Thursday, April 02, 2009

Leveraging Fraud

I've been reading a few sites about white collar fraud.

In the YouTube Clip below, the former CPA and convicted fraudster Barry Minkow talks about the ways that white collar criminals use complex financial schemes with multiple entities leveraging against each other to commit fraud.

An interesting theme is that the most common fraud of small private firms is tax evasion. Companies would make profits look lower than they were to evade taxes.

When they are trying to take a leveraged position, fraudulent firms inflate profits to inflate their leveraging power. Both the tax evasion fraud and leveraged fraud are evil and wrong. The problem with leverage is that a highly leveraged fraud does much more damage than a small private non-leveraged fraud.

It appears that Minkow is wanting an improved auditing system.

My thoughts go in a different direction. My beef is with the financial tools that allow companies to take hugely leveraged positions. These tools effectively magnify the impact of a fraud.

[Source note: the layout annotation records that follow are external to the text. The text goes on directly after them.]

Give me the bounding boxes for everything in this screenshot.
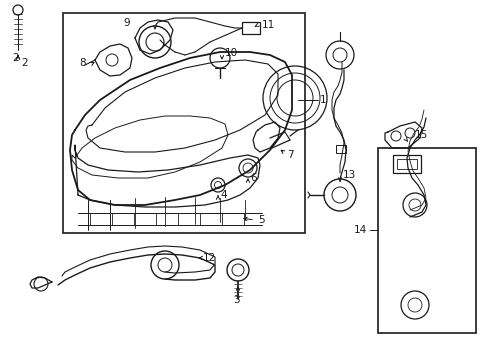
Text: 4: 4 [220, 190, 226, 200]
Text: 8: 8 [79, 58, 86, 68]
Text: 5: 5 [258, 215, 264, 225]
Text: 2: 2 [13, 53, 19, 63]
Text: 15: 15 [414, 130, 427, 140]
Text: 13: 13 [342, 170, 356, 180]
Bar [242, 22, 260, 34]
Bar [335, 145, 346, 153]
Text: 6: 6 [249, 173, 256, 183]
Bar [396, 159, 416, 169]
Text: 14: 14 [353, 225, 366, 235]
Bar [63, 13, 305, 233]
Text: 2: 2 [21, 58, 27, 68]
Text: 7: 7 [286, 150, 293, 160]
Text: 3: 3 [232, 295, 239, 305]
Text: 10: 10 [224, 48, 238, 58]
Bar [377, 148, 475, 333]
Text: 1: 1 [319, 95, 326, 105]
Bar [392, 155, 420, 173]
Text: 12: 12 [203, 253, 216, 263]
Text: 11: 11 [262, 20, 275, 30]
Text: 9: 9 [123, 18, 130, 28]
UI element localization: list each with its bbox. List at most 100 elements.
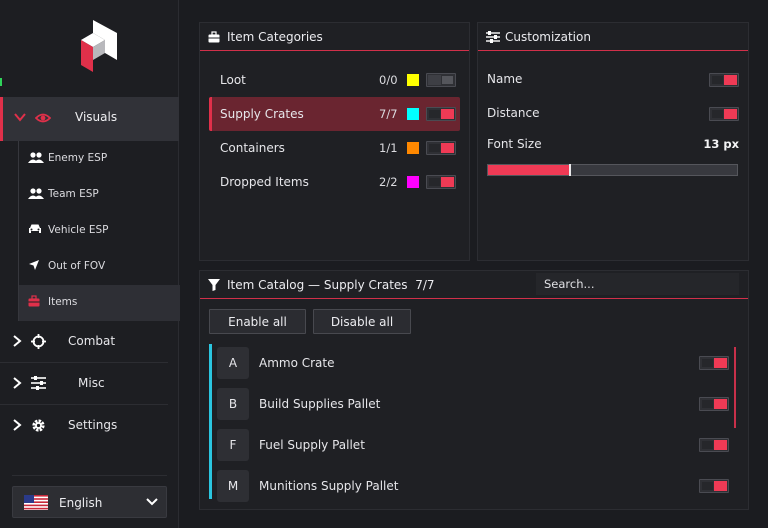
distance-setting-row: Distance — [487, 103, 739, 125]
item-toggle[interactable] — [699, 479, 729, 493]
location-arrow-icon — [29, 260, 39, 270]
sub-item-out-of-fov[interactable]: Out of FOV — [19, 249, 180, 285]
font-size-slider[interactable] — [487, 164, 738, 176]
eye-icon — [35, 113, 51, 123]
category-color-swatch[interactable] — [407, 74, 419, 86]
app-logo-icon — [81, 20, 117, 72]
sidebar: Visuals Enemy ESP Team ESP Vehicle ESP O… — [0, 0, 180, 528]
font-size-setting-row: Font Size 13 px — [487, 134, 739, 156]
category-row-supply-crates[interactable]: Supply Crates 7/7 — [209, 97, 460, 131]
catalog-title: Item Catalog — Supply Crates — [227, 278, 408, 292]
sliders-icon — [31, 376, 46, 390]
item-letter-badge: M — [217, 470, 249, 502]
list-item: A Ammo Crate — [217, 347, 729, 379]
sub-item-label: Vehicle ESP — [48, 224, 109, 236]
item-letter-badge: B — [217, 388, 249, 420]
sub-item-vehicle-esp[interactable]: Vehicle ESP — [19, 213, 180, 249]
list-accent-bar — [209, 344, 212, 499]
item-categories-panel: Item Categories Loot 0/0 Supply Crates 7… — [199, 22, 470, 261]
panel-header: Customization — [478, 23, 748, 51]
setting-label: Distance — [487, 106, 540, 120]
divider — [12, 475, 167, 476]
setting-label: Font Size — [487, 137, 542, 151]
sliders-icon — [486, 31, 500, 43]
category-toggle[interactable] — [426, 141, 456, 155]
panel-title: Item Catalog — Supply Crates 7/7 — [227, 278, 435, 292]
list-item: B Build Supplies Pallet — [217, 388, 729, 420]
nav-combat-label: Combat — [68, 334, 116, 348]
item-name: Munitions Supply Pallet — [259, 479, 399, 493]
category-count: 7/7 — [379, 107, 398, 121]
item-letter-badge: F — [217, 429, 249, 461]
language-label: English — [59, 496, 103, 510]
category-name: Supply Crates — [220, 107, 304, 121]
item-toggle[interactable] — [699, 356, 729, 370]
us-flag-icon — [24, 495, 48, 510]
name-toggle[interactable] — [709, 73, 739, 87]
visuals-subnav: Enemy ESP Team ESP Vehicle ESP Out of FO… — [18, 141, 180, 321]
category-color-swatch[interactable] — [407, 142, 419, 154]
item-name: Build Supplies Pallet — [259, 397, 381, 411]
category-name: Loot — [220, 73, 246, 87]
panel-title: Customization — [505, 30, 591, 44]
language-select[interactable]: English — [12, 486, 167, 518]
slider-fill — [488, 165, 571, 175]
nav-settings[interactable]: Settings — [0, 405, 168, 447]
category-row-containers[interactable]: Containers 1/1 — [209, 131, 460, 165]
category-color-swatch[interactable] — [407, 176, 419, 188]
toolbox-icon — [28, 295, 40, 307]
slider-handle[interactable] — [569, 164, 572, 176]
nav-visuals[interactable]: Visuals — [0, 97, 179, 141]
customization-panel: Customization Name Distance Font Size 13… — [477, 22, 749, 261]
sub-item-label: Enemy ESP — [48, 152, 108, 164]
nav-misc-label: Misc — [78, 376, 105, 390]
category-color-swatch[interactable] — [407, 108, 419, 120]
crosshair-icon — [31, 334, 46, 349]
distance-toggle[interactable] — [709, 107, 739, 121]
panel-header: Item Catalog — Supply Crates 7/7 — [200, 271, 748, 299]
item-name: Ammo Crate — [259, 356, 335, 370]
item-toggle[interactable] — [699, 438, 729, 452]
category-toggle[interactable] — [426, 175, 456, 189]
list-item: F Fuel Supply Pallet — [217, 429, 729, 461]
list-item: M Munitions Supply Pallet — [217, 470, 729, 502]
category-name: Containers — [220, 141, 285, 155]
chevron-right-icon — [13, 335, 22, 347]
scrollbar[interactable] — [734, 347, 736, 428]
panel-header: Item Categories — [200, 23, 469, 51]
enable-all-button[interactable]: Enable all — [209, 309, 306, 334]
item-toggle[interactable] — [699, 397, 729, 411]
chevron-down-icon — [146, 498, 158, 506]
nav-settings-label: Settings — [68, 418, 118, 432]
sub-item-items[interactable]: Items — [19, 285, 180, 321]
sub-item-label: Out of FOV — [48, 260, 106, 272]
item-name: Fuel Supply Pallet — [259, 438, 365, 452]
panel-title: Item Categories — [227, 30, 323, 44]
catalog-count: 7/7 — [415, 278, 435, 292]
setting-label: Name — [487, 72, 523, 86]
search-input[interactable] — [536, 273, 739, 295]
nav-visuals-label: Visuals — [75, 110, 118, 124]
item-letter-badge: A — [217, 347, 249, 379]
font-size-value: 13 px — [703, 137, 739, 151]
chevron-right-icon — [13, 419, 22, 431]
users-icon — [28, 188, 44, 199]
chevron-right-icon — [13, 377, 22, 389]
toolbox-icon — [208, 31, 220, 43]
filter-icon — [208, 279, 220, 291]
category-name: Dropped Items — [220, 175, 309, 189]
gear-icon — [32, 419, 45, 432]
nav-combat[interactable]: Combat — [0, 321, 168, 363]
sub-item-label: Items — [48, 296, 78, 308]
category-toggle[interactable] — [426, 107, 456, 121]
sub-item-team-esp[interactable]: Team ESP — [19, 177, 180, 213]
category-row-loot[interactable]: Loot 0/0 — [209, 63, 460, 97]
users-icon — [28, 152, 44, 163]
sub-item-label: Team ESP — [48, 188, 99, 200]
nav-misc[interactable]: Misc — [0, 363, 168, 405]
sub-item-enemy-esp[interactable]: Enemy ESP — [19, 141, 180, 177]
category-row-dropped-items[interactable]: Dropped Items 2/2 — [209, 165, 460, 199]
item-catalog-panel: Item Catalog — Supply Crates 7/7 Enable … — [199, 270, 749, 510]
disable-all-button[interactable]: Disable all — [313, 309, 411, 334]
category-toggle[interactable] — [426, 73, 456, 87]
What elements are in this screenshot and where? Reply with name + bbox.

Auditing plays an important role in leveraging. Financial institutions give leverage to a firm based on the audited numbers.

The audited numbers, of course, come from the CPAs and auditing firms. A CPA willing to commit fraud need simply become adept at showing auditors want they want to see. They then leverage off the goodwill given by the auditors.

Truly honest firms are unable to show auditors what that auditors what the auditors want to see.

The system of hyper-leveraging that exists in the market allows dishonest firms to leverage ficticious audited numbers and bowl over the honest competition.

Dishonesty is a big problem. The financial system designed to give investors massive massive leveraging poweer in the market has created a world where the bad guys are able to massively leverage their dishonesty and magnify the hurt created by their efforts.

As the dishonest player will always be adept at lying to auditors, the solution to the problem is to deleverage and to break the tools that allow hugely leveraged positions.